Le maréchal Haf­tar incar­ne la hiérar­chie absente sous Kad­hafi, mais dans les faits il incar­ne aus­si la dic­tature. La sit­u­a­tion à l’Est où il tente de s’imposer est en effet très opaque et la lib­erté d’expression restreinte, explique Jalel Har­chaoui : « Pour la pop­u­la­tion qui a subi 42 ans de dic­tature sous Kad­hafi et 7 ans d’instabilité, ce qu’incarne le maréchal Haf­tar est loin de leurs attentes.

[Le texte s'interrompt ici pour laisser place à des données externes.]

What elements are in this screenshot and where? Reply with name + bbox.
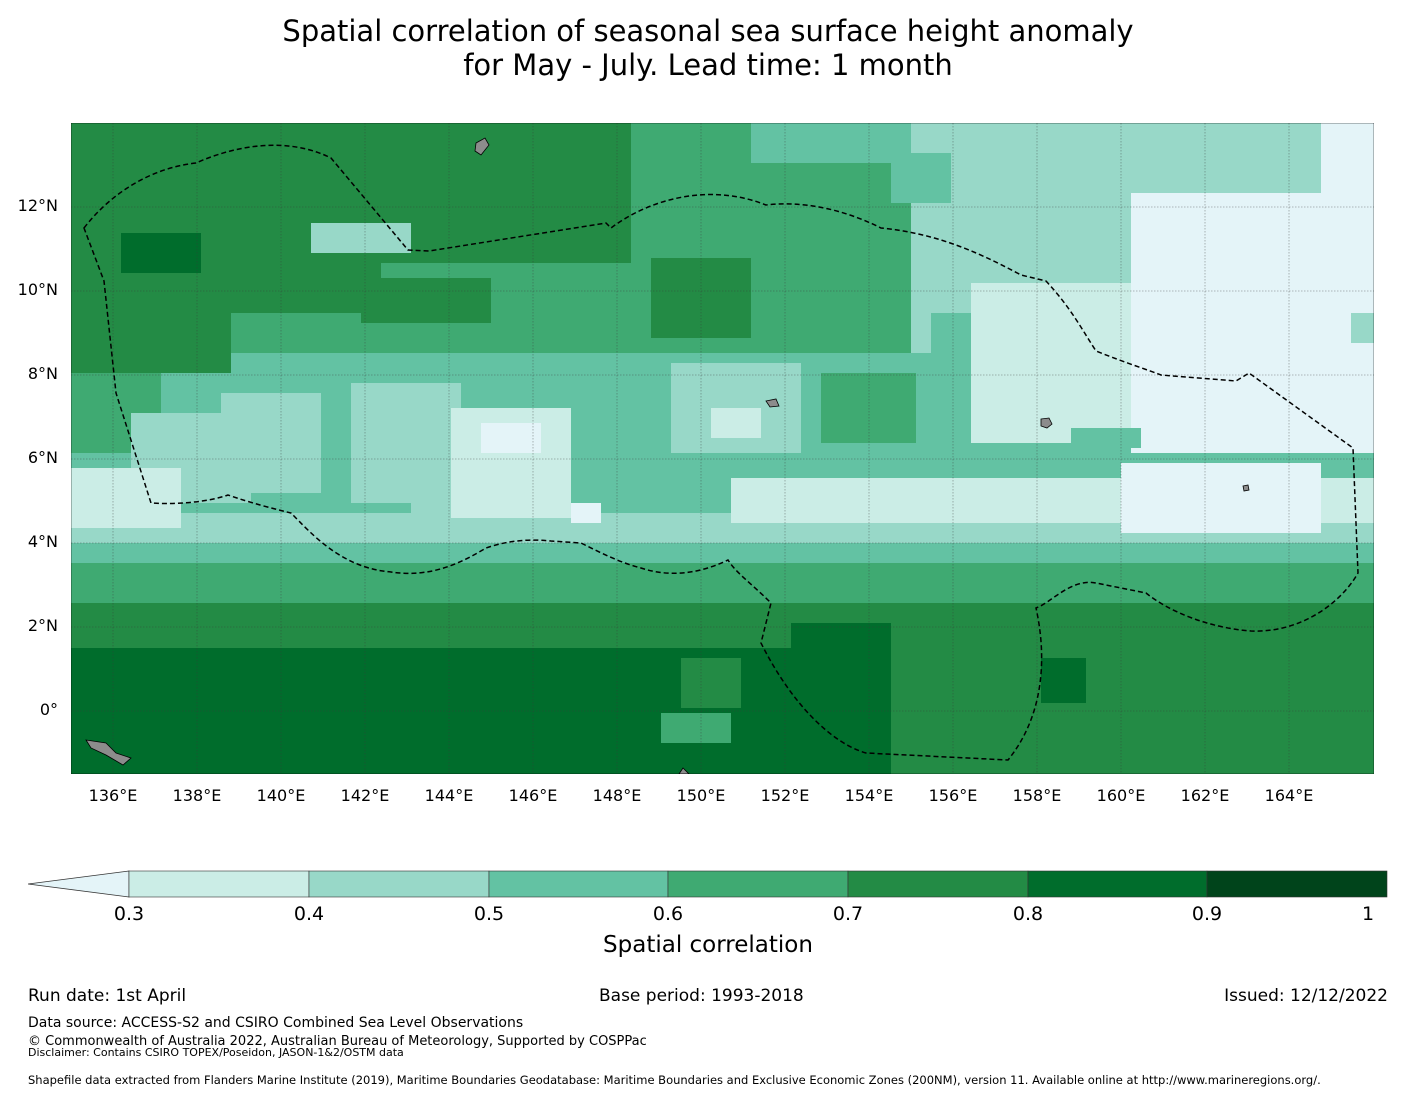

Les mil­i­taires ne font pas par­tie des élites locales à l’Est, où le sen­ti­ment instinc­tif des tribus est de vouloir leur départ. » A l’Ouest, Fayez-el-Sar­raj qui a été nom­mé à la tête du Gou­verne­ment d’u­nion nationale, fait par­tie des inter­locu­teurs de l’ONU et de l’Europe mais n’a pas les mêmes ambi­tions que son con­cur­rent à l’Est. Pour toutes ces raisons omis­es dans les récents pour­par­lers, les per­son­nal­ités en vue par les Occi­den­taux sont loin des attentes des Libyens. Le chercheur pour­suit : « Les gens qui insis­tent sur les élec­tions veu­lent créer un capu­chon super­fi­ciel pour dire : j’ai une mem­brane fine qui cou­vre l’ensemble du ter­ri­toire. Nom­mer un Prési­dent comme la France veut le faire en Libye revient claire­ment à dire : j’appelle une fig­ure, un Prési­dent et si la vio­lence con­tin­ue, je pour­rai appel­er cela de la vio­lence intérieure et me décharg­er de toute respon­s­abil­ité », con­clut-il.